Wednesday, January 18, 2012

Pawnbrokers Fighting Crime: HB372

Virginia House Bill #372 proposes to amend existing legislation by demanding that pawnbrokers use digital photography to transmit images related to their business transactions. Full text here:

http://lis.virginia.gov/cgi-bin/legp604.exe?121+ful+HB372

I don't like it. Photographs of the objects pawned and the person bringing them in are not unreasonable, but using digital photos to transmit images of the person's ID virtually guarantees that the identity information of what's most likely a law-abiding citizen will be transmitted via the Internet, where, of course, it's available to evildoers around the world.

Plus, digital photography isn't cheap. This bill raises the question of who proposed it to Delegate Pogge--someone involved in the sale of digital photography equipment or services, or a rich pawnbroker trying to eliminate competition? Do youall ever wonder why the people who say the most about a free market are so seldom the ones who investigate the protectionism that keeps the market from actually being free?
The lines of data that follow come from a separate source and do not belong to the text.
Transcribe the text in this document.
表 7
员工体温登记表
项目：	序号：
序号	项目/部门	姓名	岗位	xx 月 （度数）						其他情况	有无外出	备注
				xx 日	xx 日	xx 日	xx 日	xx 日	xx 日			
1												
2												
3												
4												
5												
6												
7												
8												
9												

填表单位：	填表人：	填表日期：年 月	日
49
That said...I'm betting, without having talked to them, that our local pawnbrokers will like HB372, although they're the kind of older people for whom the demand that they learn to use digital cameras might be considered an unreasonable and discriminatory hardship. They're also the kind who like a challenge. If you don't like a challenge, you're not likely to succeed as a pawnbroker.

I've never bought or sold anything in a pawnshop, but in a small town a certain amount of networking does go on among all the secondhand dealers. It's a sign of hard economic times when a town the size of Weber City is able to support two pawnshops. Sometimes people from these pawnshops have brought unclaimed pawns in for resale...and I have this to say about the junk people have tried to pawn off as valuable. The official owners of the pawnshops may be grandfathers, but they are not blind. They feel sorry for some of their customers. If they hadn't felt sorry for some people who brought in various objects that obviously wouldn't work even if replacement parts and repair service were still available, they would have put on their glasses.
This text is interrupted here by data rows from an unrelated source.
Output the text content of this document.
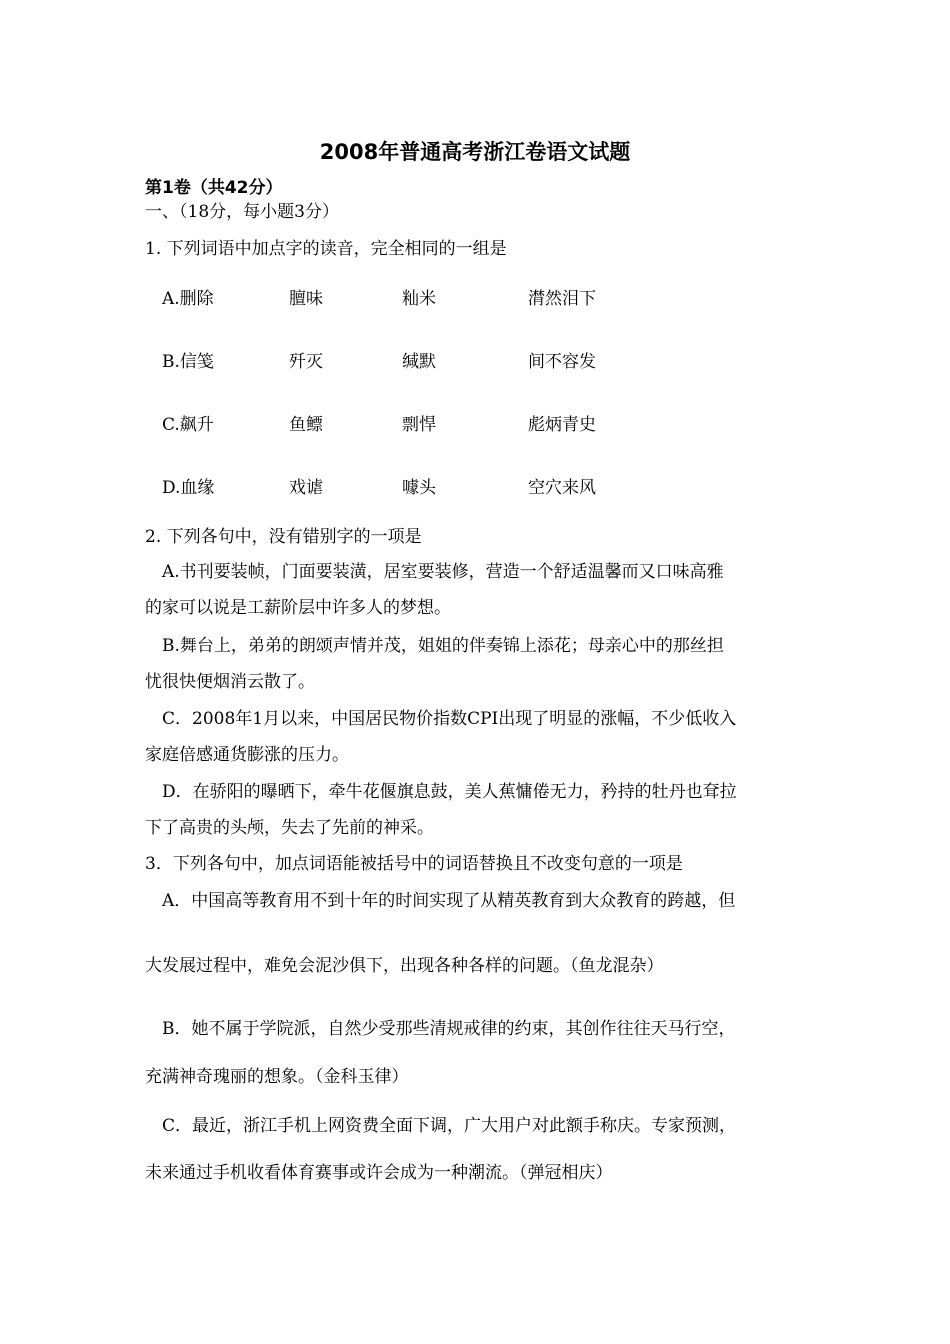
2008年普通高考浙江卷语文试题
第1卷（共42分）
一、（18分，每小题3分）
1. 下列词语中加点字的读音，完全相同的一组是
A.删除	膻味	籼米	潸然泪下
B.信笺	歼灭	缄默	间不容发
C.飙升	鱼鳔	剽悍	彪炳青史
D.血缘	戏谑	噱头	空穴来风
2. 下列各句中，没有错别字的一项是
A.书刊要装帧，门面要装潢，居室要装修，营造一个舒适温馨而又口味高雅
的家可以说是工薪阶层中许多人的梦想。
B.舞台上，弟弟的朗颂声情并茂，姐姐的伴奏锦上添花；母亲心中的那丝担
忧很快便烟消云散了。
C．2008年1月以来，中国居民物价指数CPI出现了明显的涨幅，不少低收入
家庭倍感通货膨涨的压力。
D．在骄阳的曝晒下，牵牛花偃旗息鼓，美人蕉慵倦无力，矜持的牡丹也耷拉
下了高贵的头颅，失去了先前的神采。
3．下列各句中，加点词语能被括号中的词语替换且不改变句意的一项是
A．中国高等教育用不到十年的时间实现了从精英教育到大众教育的跨越，但
大发展过程中，难免会泥沙俱下，出现各种各样的问题。（鱼龙混杂）
B．她不属于学院派，自然少受那些清规戒律的约束，其创作往往天马行空，
充满神奇瑰丽的想象。（金科玉律）
C．最近，浙江手机上网资费全面下调，广大用户对此额手称庆。专家预测，
未来通过手机收看体育赛事或许会成为一种潮流。（弹冠相庆）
In some secondhand markets you can hear the police scanner, and in some you can't. This does not mean that thieves are welcome anywhere. Last year, when newspapers ran the story about the pawnbroker catching that scag who'd stolen a guitar from a local church, a lot of people immediately said "Yesss!" And the year the gun shop was robbed, I can tell you that everybody in the Weber City Flea Market, where I had a booth at the time, was quietly calling the gun shop to describe every piece of hunting equipment we saw in the building. None of it was even similar to any of the stolen guns, but wouldn't we all have loved to put the thief in jail. I didn't handle firearms and, for that reason, I was the first to call in a description while someone else was haggling.

The existing law HB372 proposes to amend is recommended to all pawnbrokers, secondhand dealers, consignment store staff, charity/thrift store staff, and flea market vendors. It is positively inspirational reading. It suggests many legal and even courteous ways to make thieves' lives more difficult, and perhaps restore stolen goods to a neighbor some day. The rest of us aren't required to take the same measures pawnbrokers take to trace theft, but up to a point we all want to. If you buy things or accept consignments from people you don't know personally, you want to start doing some of the things the law requires pawnbrokers to do.

But transmitting photo images of people's state IDs or passports--via, what, a cell phone?--goes beyond the point of fighting crime. This practice is likely to enable more serious crimes than it's likely to prevent.

Fellow Virginians, please encourage your Delegates to say no to HB372 until the offending clause is removed from it.